I put my phone down and took my jacket off. I debated ordering another Coke.
They didn't say much of import for a couple of minutes. She mostly complained about someone named Lucy who was "just exasperating." (I'm sorry, Lucy, I'm also certain it isn't you.)
And then the server came over to take their order, and Granny Entitlement said "Can you change the music? It's so loud. Can't you put on some smooth jazz?"
I didn't like the satellite station they were playing. It was folky garbage from the 1970s. But I get the appeal of it. It's fairly indistinct. The songs blend together. They're recognizable to people above middle age. And they sure as fuck aren't loud. I'm pretty sure it was all acoustic.
The thing is. If she was 70 now, (maaaaaaaybe she could have been early 80s?) then this is the music that was out in her twenties or early thirties. So, it's not like "I Don't Understand This New Music." And she didn't say "I"m sorry but Paul Simon once attacked my sister with a toaster, and Leonard Cohen sounds like someone put the record on the wrong speed, could you please put on some Motown or Broadway musicals?" She basically said "Any music with any sense of artistry sounds Loud to me, and I won't be forced to listen to it. So I'm demanding this restaurant find a station that plays music based on one of America's truly original art forms. But don't play the original stuff. That was made by (and who knows what she'd say her, but it would probably be innacurate, and it would defnitely be problematic). Nay. Play the subgenre populated almost exclusively by white people who subsist solely on porridge and raisins and who don't realize that noodling on a saxaphone while turning in circles is cute when an otter does it but a human caught doing it should be as ashamed as if they'd been caught masturbating to pictures of themselves photoshopped near famous landmarks. Spokem word poets shouldn't really shit on performers from other genres, but I feel like Smooth Jazz musicians are a safe target.

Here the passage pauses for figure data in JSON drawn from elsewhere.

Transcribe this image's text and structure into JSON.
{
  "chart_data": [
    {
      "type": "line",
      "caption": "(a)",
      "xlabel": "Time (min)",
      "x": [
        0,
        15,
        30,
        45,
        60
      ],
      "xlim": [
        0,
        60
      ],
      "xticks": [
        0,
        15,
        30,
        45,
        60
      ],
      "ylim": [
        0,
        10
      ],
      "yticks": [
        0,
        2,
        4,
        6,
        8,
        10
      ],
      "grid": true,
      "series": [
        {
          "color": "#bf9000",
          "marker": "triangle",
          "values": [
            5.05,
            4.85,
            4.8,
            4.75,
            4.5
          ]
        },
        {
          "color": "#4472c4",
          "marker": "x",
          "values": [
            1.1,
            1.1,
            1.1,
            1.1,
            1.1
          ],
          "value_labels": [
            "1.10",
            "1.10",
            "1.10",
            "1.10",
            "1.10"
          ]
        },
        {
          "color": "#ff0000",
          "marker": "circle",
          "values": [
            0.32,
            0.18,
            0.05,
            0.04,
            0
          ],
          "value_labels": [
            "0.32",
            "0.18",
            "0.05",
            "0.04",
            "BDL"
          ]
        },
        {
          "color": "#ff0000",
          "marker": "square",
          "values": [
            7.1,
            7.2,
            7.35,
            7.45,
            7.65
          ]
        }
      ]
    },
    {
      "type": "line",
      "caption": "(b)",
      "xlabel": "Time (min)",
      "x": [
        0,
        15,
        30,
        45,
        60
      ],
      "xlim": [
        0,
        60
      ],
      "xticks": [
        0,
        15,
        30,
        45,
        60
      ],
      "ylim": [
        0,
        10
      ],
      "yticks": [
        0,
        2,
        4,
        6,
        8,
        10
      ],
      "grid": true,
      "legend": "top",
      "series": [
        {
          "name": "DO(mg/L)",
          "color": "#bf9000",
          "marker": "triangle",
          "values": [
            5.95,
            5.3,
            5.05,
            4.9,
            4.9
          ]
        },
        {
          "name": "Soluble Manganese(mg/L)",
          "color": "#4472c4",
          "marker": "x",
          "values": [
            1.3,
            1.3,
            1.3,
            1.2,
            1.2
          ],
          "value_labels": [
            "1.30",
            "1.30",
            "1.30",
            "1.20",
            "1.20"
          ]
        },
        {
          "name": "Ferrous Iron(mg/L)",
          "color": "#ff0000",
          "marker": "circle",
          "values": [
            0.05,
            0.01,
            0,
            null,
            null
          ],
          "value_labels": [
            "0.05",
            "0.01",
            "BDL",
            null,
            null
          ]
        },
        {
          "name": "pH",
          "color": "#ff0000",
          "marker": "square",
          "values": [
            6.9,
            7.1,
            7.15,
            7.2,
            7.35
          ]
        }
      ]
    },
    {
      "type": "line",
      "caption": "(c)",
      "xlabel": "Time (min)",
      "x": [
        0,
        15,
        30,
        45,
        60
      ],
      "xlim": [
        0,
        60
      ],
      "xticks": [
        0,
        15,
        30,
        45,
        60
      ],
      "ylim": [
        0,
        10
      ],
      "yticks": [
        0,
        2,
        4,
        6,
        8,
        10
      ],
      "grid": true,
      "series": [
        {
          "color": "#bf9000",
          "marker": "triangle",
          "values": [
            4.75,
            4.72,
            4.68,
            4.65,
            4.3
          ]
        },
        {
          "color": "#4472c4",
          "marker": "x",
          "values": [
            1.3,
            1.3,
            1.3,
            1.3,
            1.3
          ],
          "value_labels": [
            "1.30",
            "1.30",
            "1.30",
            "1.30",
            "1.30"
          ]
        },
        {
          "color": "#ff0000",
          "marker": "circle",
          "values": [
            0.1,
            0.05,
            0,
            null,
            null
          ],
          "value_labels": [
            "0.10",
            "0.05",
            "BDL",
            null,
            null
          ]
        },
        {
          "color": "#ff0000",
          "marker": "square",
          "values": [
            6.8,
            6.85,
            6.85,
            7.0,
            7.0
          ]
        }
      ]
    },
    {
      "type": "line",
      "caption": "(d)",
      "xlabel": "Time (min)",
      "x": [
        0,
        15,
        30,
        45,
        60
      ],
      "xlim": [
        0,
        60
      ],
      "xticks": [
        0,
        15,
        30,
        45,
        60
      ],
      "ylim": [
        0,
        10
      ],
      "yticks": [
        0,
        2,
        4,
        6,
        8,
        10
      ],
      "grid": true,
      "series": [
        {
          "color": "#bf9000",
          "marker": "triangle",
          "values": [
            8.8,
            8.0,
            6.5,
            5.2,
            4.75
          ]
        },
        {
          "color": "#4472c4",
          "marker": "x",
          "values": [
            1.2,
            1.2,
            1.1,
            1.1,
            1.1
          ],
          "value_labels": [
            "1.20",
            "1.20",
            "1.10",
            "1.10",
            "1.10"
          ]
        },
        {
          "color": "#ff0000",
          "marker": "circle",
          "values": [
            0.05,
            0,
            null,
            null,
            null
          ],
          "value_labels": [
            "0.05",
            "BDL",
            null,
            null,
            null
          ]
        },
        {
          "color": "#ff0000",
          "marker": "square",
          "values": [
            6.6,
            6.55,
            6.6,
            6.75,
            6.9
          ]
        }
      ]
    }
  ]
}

Nobody should force an entire restaurant to listen to smooth jazz at 2pm on a Friday.
The server said she didn't control the radio, but she'd see what she could do.
For a brief, Wonderful moment, the Ramones "Blitzkrieg Bop" played, and I imagined Betina Neverworkedforaliving having an aneurysm and dying right there in the diner. But, alas, after a mere verse, the music changed to smooth jazz.
"You know," I said to Comrade, "We don't work here. We could totally walk by their table on the way out and say 'People like you shouldn't be allowed out in public. I bet your grandkids can't wait to put you in a really cheap nursing home.'" (This is something I would obviously never actually do. But I do love imagining doing it.)
Comrade nodded. "It's not like they're going to tip the server anyway."
But we just put our coats on and left, though I did eyedagger the woman and shake my head at her. I hope I gave her something she spent the rest of the day complaining about to her husband.